Everything is broken. My favorite plate, my favorite pair of heels, my favorite suede boots, my favorite holiday…
In the midst of modern-day Thanksgiving is this: “I’m so thankful that Bobby got a 100% on his being a super-perfect kid test that no one else was taking. Thank you, baby in a manger.”
And I roll my eyes to such great lengths that my eye whites catch a random gathering of twigs in my un-raked lawn on fire.
“30 days of thankful” is all the shit I hate the absolute most about Thanksgiving. Thanksgiving is the subtlest of the holidays and that is why I’ve always loved it the most with its drunk uncles and quiet dignity.
Thanksgiving was about stretching your food dollars to make a meal you could barely afford while all of your dysfunctional relatives gathered around to vow to be better. And, no matter how intense the depravity, at some point, we would all look around and be thankful for what we had. The good, the bad and the ugly.
It made no sense. It was not braggy. It was real. The gratitude would move from your stomach to your throat and your Grandpa, who never spoke except through rum and war stories, would say something: “I’m just happy to be here with all of you.” Everyone would cry because integrity was strong on the lips of those who meant it.

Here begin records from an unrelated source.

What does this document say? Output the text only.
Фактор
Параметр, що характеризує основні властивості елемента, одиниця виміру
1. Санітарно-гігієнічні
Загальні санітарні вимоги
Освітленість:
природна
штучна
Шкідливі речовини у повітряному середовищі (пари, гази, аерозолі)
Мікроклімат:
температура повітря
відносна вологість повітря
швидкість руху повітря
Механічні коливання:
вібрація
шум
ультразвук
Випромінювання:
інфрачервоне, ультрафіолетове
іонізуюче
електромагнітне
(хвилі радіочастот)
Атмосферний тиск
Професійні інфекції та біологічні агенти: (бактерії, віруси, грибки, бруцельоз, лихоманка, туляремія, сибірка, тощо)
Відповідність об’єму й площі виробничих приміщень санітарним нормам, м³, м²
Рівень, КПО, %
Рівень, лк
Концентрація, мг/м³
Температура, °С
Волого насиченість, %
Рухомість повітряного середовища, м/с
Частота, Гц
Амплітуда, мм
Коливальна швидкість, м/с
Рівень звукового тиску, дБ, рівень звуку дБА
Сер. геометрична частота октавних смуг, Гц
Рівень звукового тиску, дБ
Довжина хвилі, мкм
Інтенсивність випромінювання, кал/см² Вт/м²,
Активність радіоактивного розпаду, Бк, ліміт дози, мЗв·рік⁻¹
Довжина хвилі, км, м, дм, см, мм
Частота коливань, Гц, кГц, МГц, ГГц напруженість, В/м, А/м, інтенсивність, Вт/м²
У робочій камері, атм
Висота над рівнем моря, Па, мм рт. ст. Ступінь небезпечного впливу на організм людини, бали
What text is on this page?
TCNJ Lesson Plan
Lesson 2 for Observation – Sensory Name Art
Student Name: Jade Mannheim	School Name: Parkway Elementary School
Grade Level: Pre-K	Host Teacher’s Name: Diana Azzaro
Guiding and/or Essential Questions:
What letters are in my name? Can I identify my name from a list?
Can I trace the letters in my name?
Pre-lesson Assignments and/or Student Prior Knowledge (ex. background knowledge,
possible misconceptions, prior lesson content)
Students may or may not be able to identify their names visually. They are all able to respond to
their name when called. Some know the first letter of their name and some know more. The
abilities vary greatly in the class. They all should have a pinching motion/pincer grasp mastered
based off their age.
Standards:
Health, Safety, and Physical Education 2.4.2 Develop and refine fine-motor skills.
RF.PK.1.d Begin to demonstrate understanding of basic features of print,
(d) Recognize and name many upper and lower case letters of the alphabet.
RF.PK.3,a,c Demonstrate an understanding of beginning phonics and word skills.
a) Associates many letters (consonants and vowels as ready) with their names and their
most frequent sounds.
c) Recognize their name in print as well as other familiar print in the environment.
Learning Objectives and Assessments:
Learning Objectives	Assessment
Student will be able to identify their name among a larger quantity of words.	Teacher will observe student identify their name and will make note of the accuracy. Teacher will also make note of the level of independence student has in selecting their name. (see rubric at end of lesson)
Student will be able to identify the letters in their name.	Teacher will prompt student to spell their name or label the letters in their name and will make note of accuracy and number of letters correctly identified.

Now, we all go through some defined motion of thankfulness that looks like well-dressed children and partially attained perfection. It’s a lie and we’ve lost our way.
Sitting at the kids’ table, we had “fake wine” (Martinelli’s) and watched the big people try to love each other as much as we loved them in the name of gratitude. My mother pushed aside her father’s desire that she be a son and they broke bread. They held hands. We said we were grateful. We meant it.

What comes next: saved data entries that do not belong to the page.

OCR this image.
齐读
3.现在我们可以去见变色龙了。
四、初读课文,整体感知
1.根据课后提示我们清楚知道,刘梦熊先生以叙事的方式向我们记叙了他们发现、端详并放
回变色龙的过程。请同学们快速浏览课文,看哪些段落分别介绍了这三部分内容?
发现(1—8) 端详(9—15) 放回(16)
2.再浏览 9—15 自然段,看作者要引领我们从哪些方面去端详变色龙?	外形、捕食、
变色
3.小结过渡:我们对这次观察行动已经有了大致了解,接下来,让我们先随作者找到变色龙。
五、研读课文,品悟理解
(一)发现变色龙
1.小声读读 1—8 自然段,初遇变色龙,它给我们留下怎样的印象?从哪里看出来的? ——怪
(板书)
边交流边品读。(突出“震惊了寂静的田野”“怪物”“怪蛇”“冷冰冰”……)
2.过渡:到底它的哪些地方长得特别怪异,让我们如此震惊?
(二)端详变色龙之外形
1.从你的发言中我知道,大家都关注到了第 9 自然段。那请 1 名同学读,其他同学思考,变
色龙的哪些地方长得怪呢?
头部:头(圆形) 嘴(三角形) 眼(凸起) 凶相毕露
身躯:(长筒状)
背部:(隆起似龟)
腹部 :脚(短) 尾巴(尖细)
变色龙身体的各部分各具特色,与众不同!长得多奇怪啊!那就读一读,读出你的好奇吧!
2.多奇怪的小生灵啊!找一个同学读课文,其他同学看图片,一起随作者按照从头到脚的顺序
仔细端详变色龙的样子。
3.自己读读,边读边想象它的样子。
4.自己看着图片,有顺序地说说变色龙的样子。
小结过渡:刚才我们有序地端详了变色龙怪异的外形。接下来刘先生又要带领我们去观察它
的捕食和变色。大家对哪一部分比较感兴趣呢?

Gratitude is not publicly rejoicing in the best of the best. It’s the timid celebration of the worst of the worst. It’s finding the joy in the seemingly joyless. It’s the quiet sonnet buried under a floor board. It’s beautiful because you feel it in a dark corner of something lost and something sad. It’s lovely because it blooms against stark cold.
My holy day is the sharing of a meal – the making of the best of things. Warmth and full bellies and a quiet acknowledgment of the worst making us even better. Our biggest accomplishment; we were all still sitting at the same table – loving each other in spite of our shortcomings.
I’m thankful that my husband still loves me fully and is faithful while I struggle with my non-existent sex drive. I’m thankful that my son has a teacher who is helping me understand the help he needs as he struggles daily. I’m thankful for a mother who lives silently in my son’s room and for every sour that has led to a well-learned sweet. I’m thankful for life – though it be harshly lived. I’m thankful for the disbelief in perfection – mine or yours.